There are various diseases that are carried by wild animals that can cause harm to humans or their four-legged companions. We will be highlighting some of the most serious, common, or notorious diseases that fall into this category in a series of blog posts. Today we will be taking a closer look at histoplasmosis.

Histoplasmosis is a fungal infection that can be contracted by humans. It is caused by spores of the fungus Histoplasma. This fungus is found in soil, particularly soil that has been contaminated by bat or bird droppings. When these spores become airborne they can easily be breathed in unknowingly, as they are not visible to the naked eye. Once breathed in these spores can transform into a yeast, which can then attack various parts of the body. Clean up or demolition projects, where droppings or soil containing droppings are stirred up, is when the risk of inhalation is highest.

While the infection can be contracted by humans, most humans will be unaware that they have been infected. Many of those who are exposed to the spores will never develop symptoms. It can take almost three weeks for symptoms to develop after exposure. The infection presents itself with flu-like symptoms such as fever, chills, headache, muscle aches, fatigue, and a cough. Chest pain or discomfort, joint pain, or a rash can develop in some individuals. In healthy individuals, these symptoms will likely go away in two weeks to a month, without the need for medication. However, those with pre-existing lung disease may run the risk of more serious symptoms, such as weight loss and coughing blood. Typically, it is only young children, seniors, and those with compromised immune systems who are truly at risk, as this infection can attack any system within the body and, if left untreated, may result in death. Courses of antifungal medications are available for those who do require medication for treatment.

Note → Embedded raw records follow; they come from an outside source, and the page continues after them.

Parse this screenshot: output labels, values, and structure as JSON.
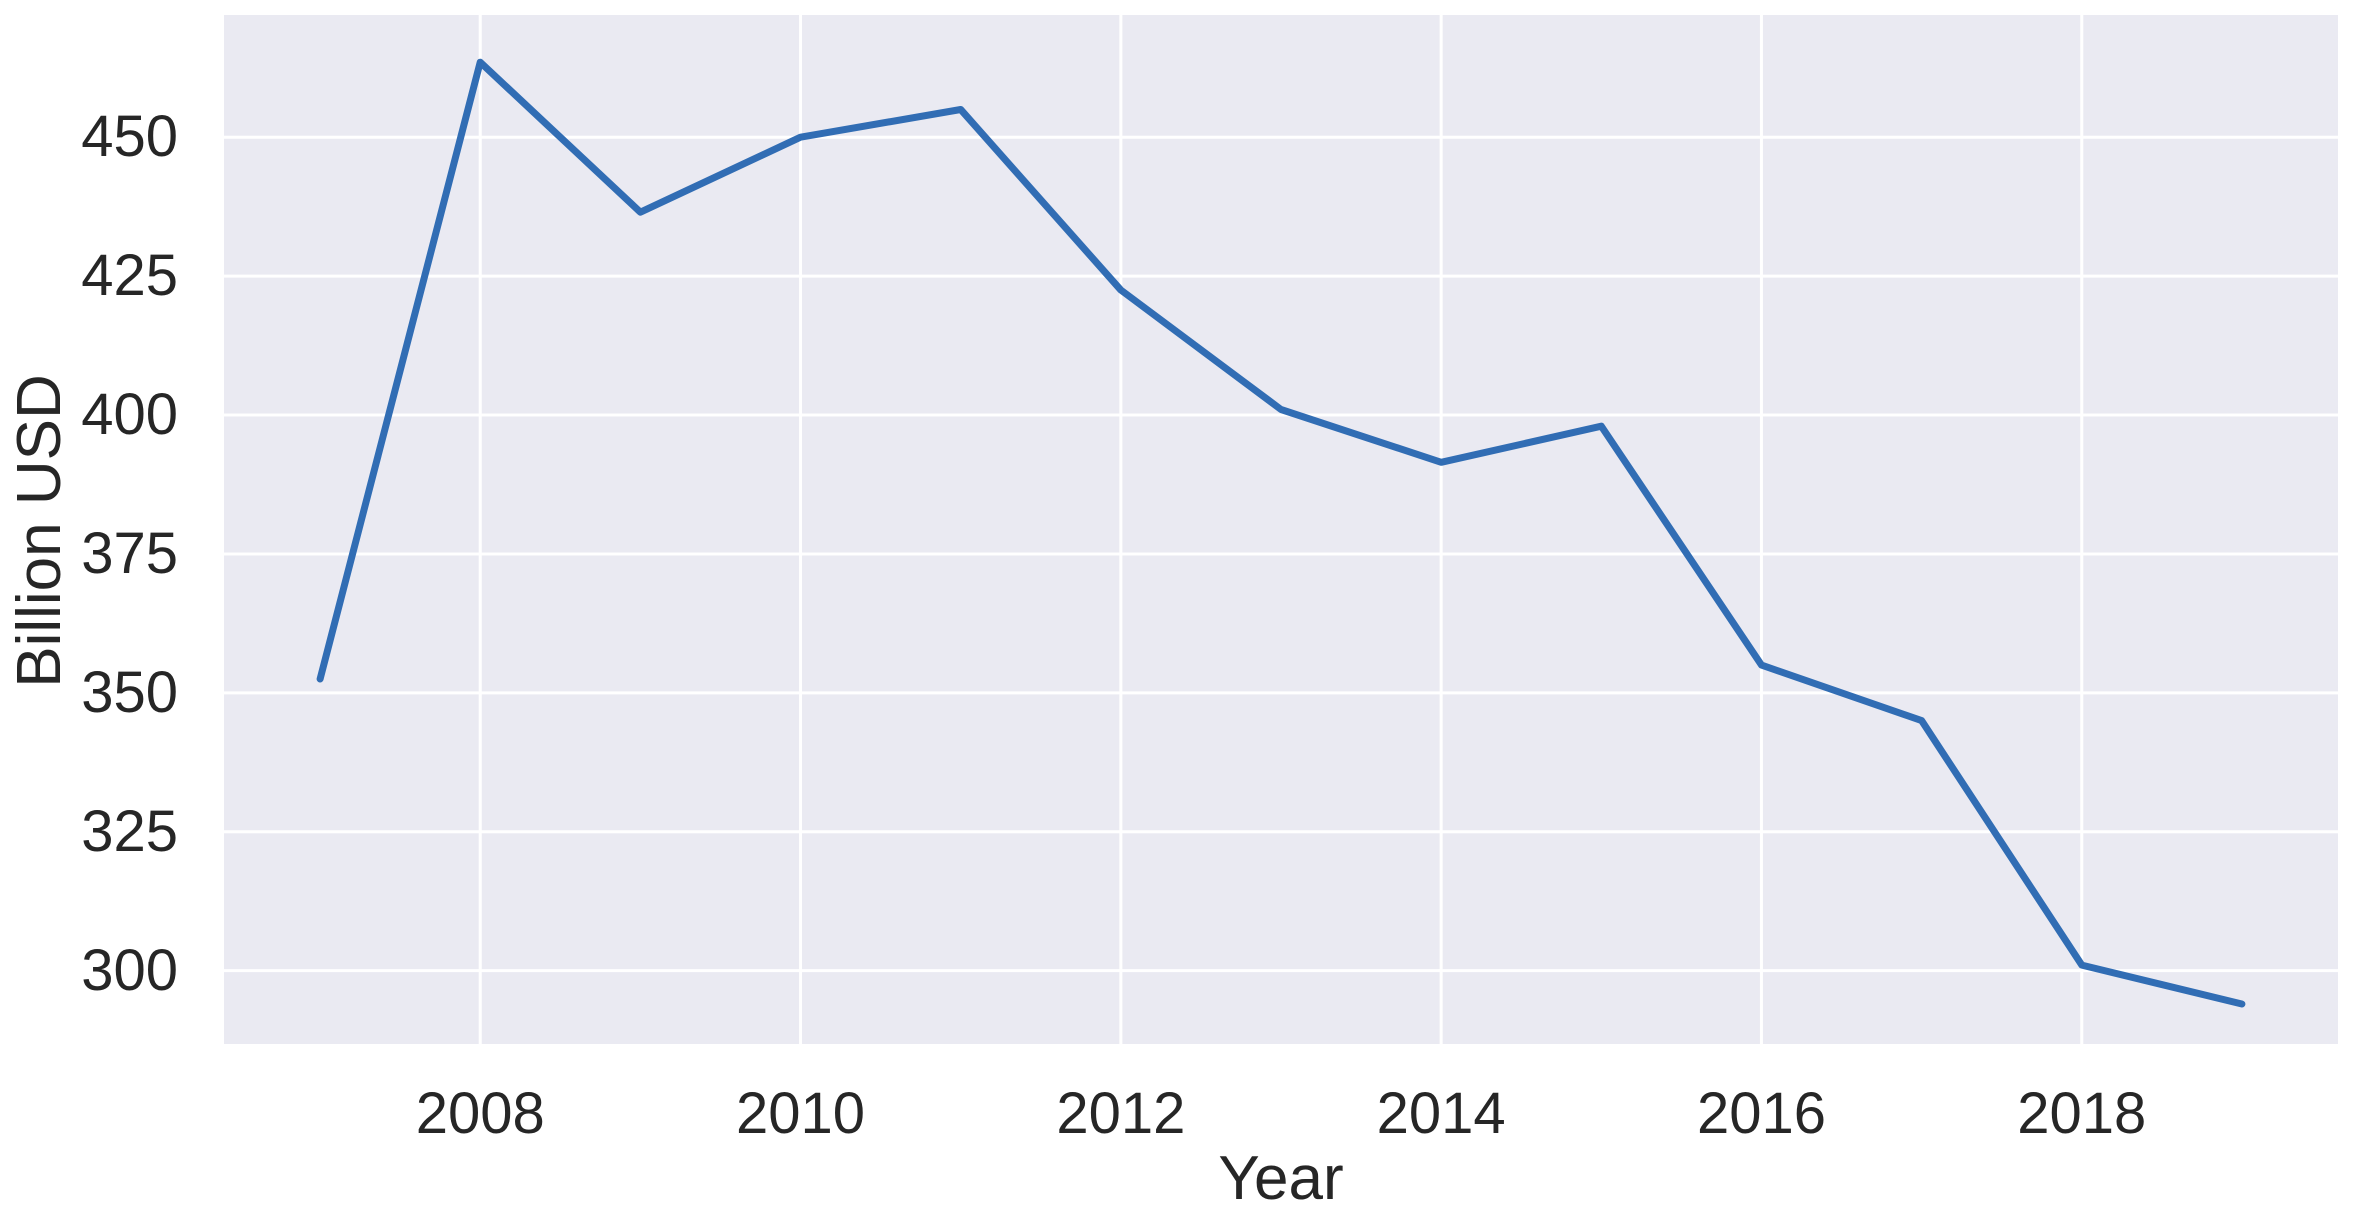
{
  "figure": {
    "background": "#ffffff",
    "plot_background": "#eaeaf2",
    "grid_color": "#ffffff",
    "line_color": "#316db4",
    "text_color": "#262626"
  },
  "chart_data": {
    "type": "line",
    "title": "",
    "xlabel": "Year",
    "ylabel": "Billion USD",
    "x": [
      2007,
      2008,
      2009,
      2010,
      2011,
      2012,
      2013,
      2014,
      2015,
      2016,
      2017,
      2018,
      2019
    ],
    "values": [
      352.5,
      463.5,
      436.5,
      450,
      455,
      422.5,
      401,
      391.5,
      398,
      355,
      345,
      301,
      294
    ],
    "xlim": [
      2006.4,
      2019.6
    ],
    "ylim": [
      286.8,
      472.0
    ],
    "xticks": [
      "2008",
      "2010",
      "2012",
      "2014",
      "2016",
      "2018"
    ],
    "xtick_values": [
      2008,
      2010,
      2012,
      2014,
      2016,
      2018
    ],
    "yticks": [
      "300",
      "325",
      "350",
      "375",
      "400",
      "425",
      "450"
    ],
    "ytick_values": [
      300,
      325,
      350,
      375,
      400,
      425,
      450
    ],
    "grid": true,
    "legend": false,
    "style": "seaborn-darkgrid"
  }
}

Histoplasmosis is not contagious, so those who are infected or might have been exposed do not need to worry about transmitting the disease to others. However, family companions such as cats and dogs can contract the disease if they are also exposed to the spores. Both cats and dogs will often present with the same symptoms as humans if symptoms are to occur. This disease most commonly occurs in the Midwest, particularly around the Mississippi and Ohio Rivers. Cases of this infection in Wisconsin are fairly uncommon but not unheard of. As such, it is important to hire a professional team to provide clean up services in areas that have a high content of bat or bird droppings before doing construction, landscaping, or renovation work.